5. What did the Mayans do for fun?

Ballgame marker from the classic Lowland Maya site of Chinkultic, Mexico depicting a ballplayer in full gear. Image credit: Maunus, (CC BY-SA 3.0)

The Mayans main form of entertainment was their ball game. It was played in special courts that were built in an I shape. There were two teams and stone hoops attached to the sides or opposite ends of the court. The goal was to get the rubber ball through these hoops and the two teams fought against each other for this. Unlike modern ball games, this one required the ball to be bounced off hips, forearms and shoulders instead of throwing. Onlookers, players, gamblers, sponsors and everyone became a part of this. Before and after the game the priests would perform ceremonies.

6. How did the Mayans live?

A reconstructed Mayan house is in the courtyard of the Museo de la Isla de Cozumel in San Miguel de Cozumel, Mexico. Image credit: D-Stanley, (CC BY 2.0)

The birth of a child was a very significant event for the Mayans, for they considered it as a sign of good fortune and a measure of wealth. Girls lived with their parents until marriage and were taught to cook, yarn, weave, spin and clean house. Unmarried boys would paint their faces black and they lived in a communal house where they played games and learned about crafts and warfare. Girls would be fifteen, the boys eighteen before marriages took place, and they were usually arranged marriages. After marriage, the husband had to live with the wife’s parents for 3-6 years and assist the father-in-law. Only the noble class could have multiple wives. Divorce was also very common so on the first marriage was celebrated grandly in a formal ceremony.

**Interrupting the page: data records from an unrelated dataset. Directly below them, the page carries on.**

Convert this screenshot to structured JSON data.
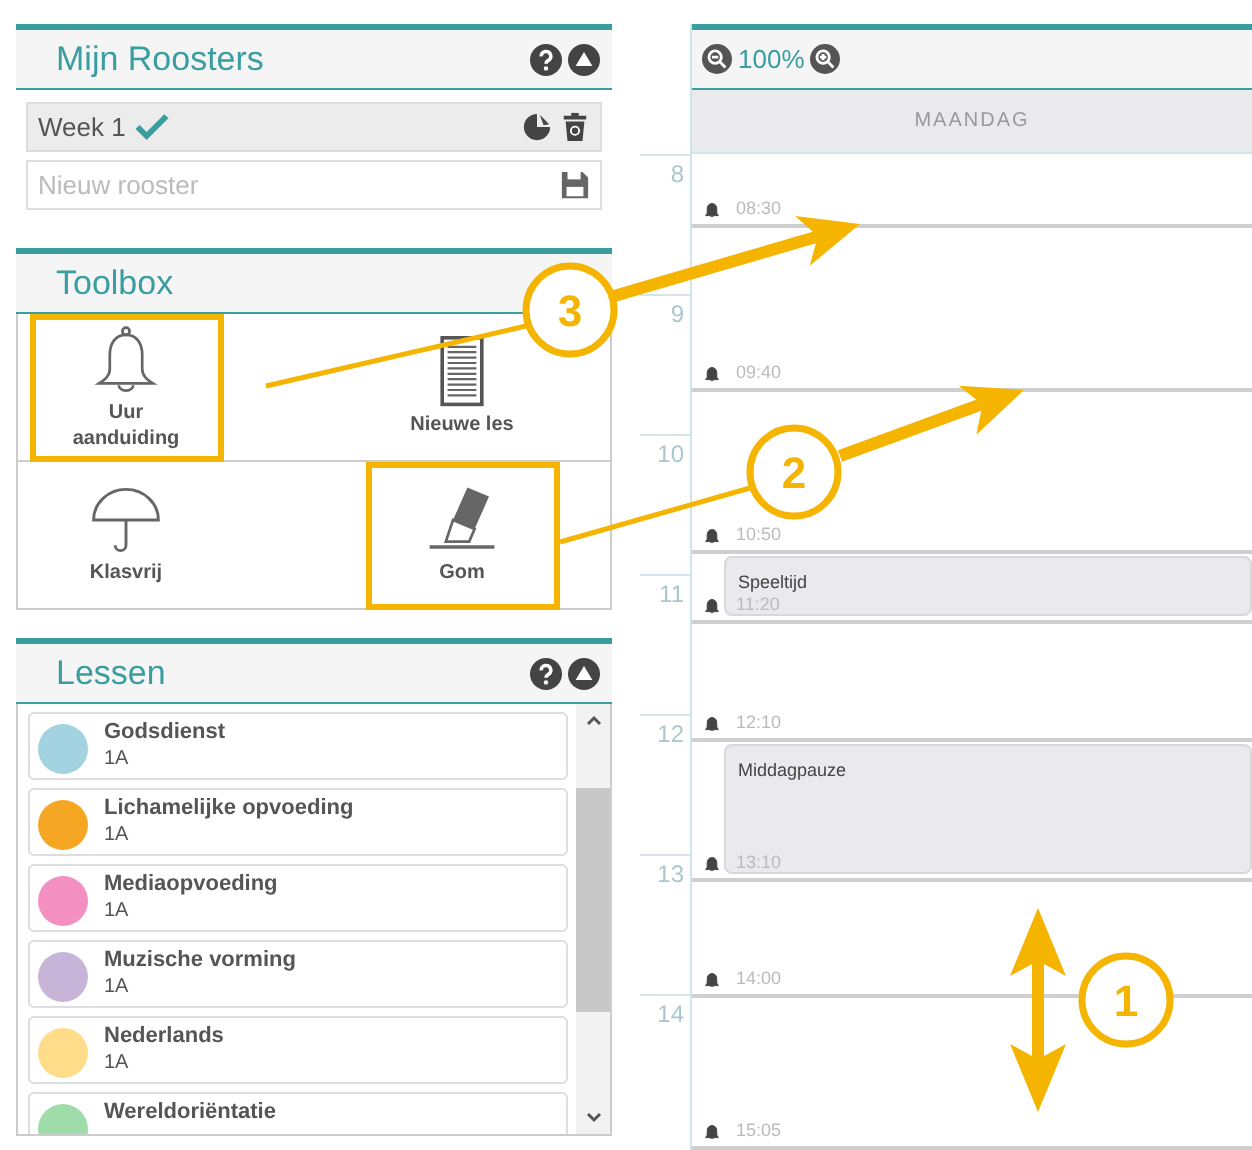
{
  "schedules_panel": {
    "title": "Mijn Roosters",
    "schedules": [
      {
        "name": "Week 1",
        "selected": true
      }
    ],
    "new_schedule": {
      "placeholder": "Nieuw rooster"
    }
  },
  "toolbox": {
    "title": "Toolbox",
    "tools": [
      {
        "kind": "bell",
        "label": "Uur aanduiding",
        "highlighted": true
      },
      {
        "kind": "document",
        "label": "Nieuwe les",
        "highlighted": false
      },
      {
        "kind": "umbrella",
        "label": "Klasvrij",
        "highlighted": false
      },
      {
        "kind": "eraser",
        "label": "Gom",
        "highlighted": true
      }
    ]
  },
  "lessons_panel": {
    "title": "Lessen",
    "lessons": [
      {
        "name": "Godsdienst",
        "class": "1A",
        "color": "#a3d3e0"
      },
      {
        "name": "Lichamelijke opvoeding",
        "class": "1A",
        "color": "#f5a623"
      },
      {
        "name": "Mediaopvoeding",
        "class": "1A",
        "color": "#f48fc1"
      },
      {
        "name": "Muzische vorming",
        "class": "1A",
        "color": "#c7b5d9"
      },
      {
        "name": "Nederlands",
        "class": "1A",
        "color": "#fedc8a"
      },
      {
        "name": "Wereldoriëntatie",
        "color": "#9fdcaa"
      }
    ]
  },
  "calendar": {
    "zoom": "100%",
    "day": "MAANDAG",
    "hours": [
      "8",
      "9",
      "10",
      "11",
      "12",
      "13",
      "14"
    ],
    "markers": [
      {
        "time": "08:30"
      },
      {
        "time": "09:40"
      },
      {
        "time": "10:50"
      },
      {
        "time": "11:20",
        "block": "Speeltijd"
      },
      {
        "time": "12:10"
      },
      {
        "time": "13:10",
        "block": "Middagpauze"
      },
      {
        "time": "14:00"
      },
      {
        "time": "15:05"
      }
    ]
  },
  "callouts": [
    {
      "number": "3"
    },
    {
      "number": "2"
    },
    {
      "number": "1"
    }
  ]
}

Ancient Mayan houses had walls made of poles plastered with earth and the floors were covered with leaves that were changed frequently. Fiber matting was also used to cover the floors and for bedding as well. The sharply pitched roofs were made out of thatched palm leaves supported by beans and saplings. The house was divided into two sections, the rear was the sleeping quarters and the front was where daily activities took place; the kitchen was often separate from the house. The furniture was mostly wooden stools and benches. The cooking was done on stone hearths using clay pots.

Every month a variety of religious celebrations, banquets and festivals took place, most of which involved rich costumes, dancing and excessive drinking. There were more than a thousand dances and mostly men and women danced separately.

Illnesses and bad luck were viewed as a result of evil spirits or the disapproval of gods. After an illness was identified a sorcerer was called to examine the victim apply remedies. Remedies included divination, potions and rituals. The Maya greatly feared death. Sometimes people were buried in caves and on occasion children were buried in pottery jars. Usually, peasants were buried in the floor of their homes.

7. Where are the Mayan ruins in Mexico?

Pyramid of Kukulkan (“El Castillo”). Image credit: MCAD Library, (CC BY 2.0)

The impressive stone architecture of the Mayans can still be seen today. Most of the Mayan ruins are named as World Heritage Sites. The most visited ruins are located in Yucatan, Mexico. The pyramid of Kukulan in Chichen Itza provides a great view from its peak. At the Spring and Fall equinoxes, the setting sun creates amazing shadows on the steps of the pyramid. The shadows represent a snake descending the steps. This attracts the attention of many visitors. Mayan ruins can be found in Uxmal, Coba, Cancum, Chichen Itza, Tulum and many other places in the Yucatan Peninsula, Mexico.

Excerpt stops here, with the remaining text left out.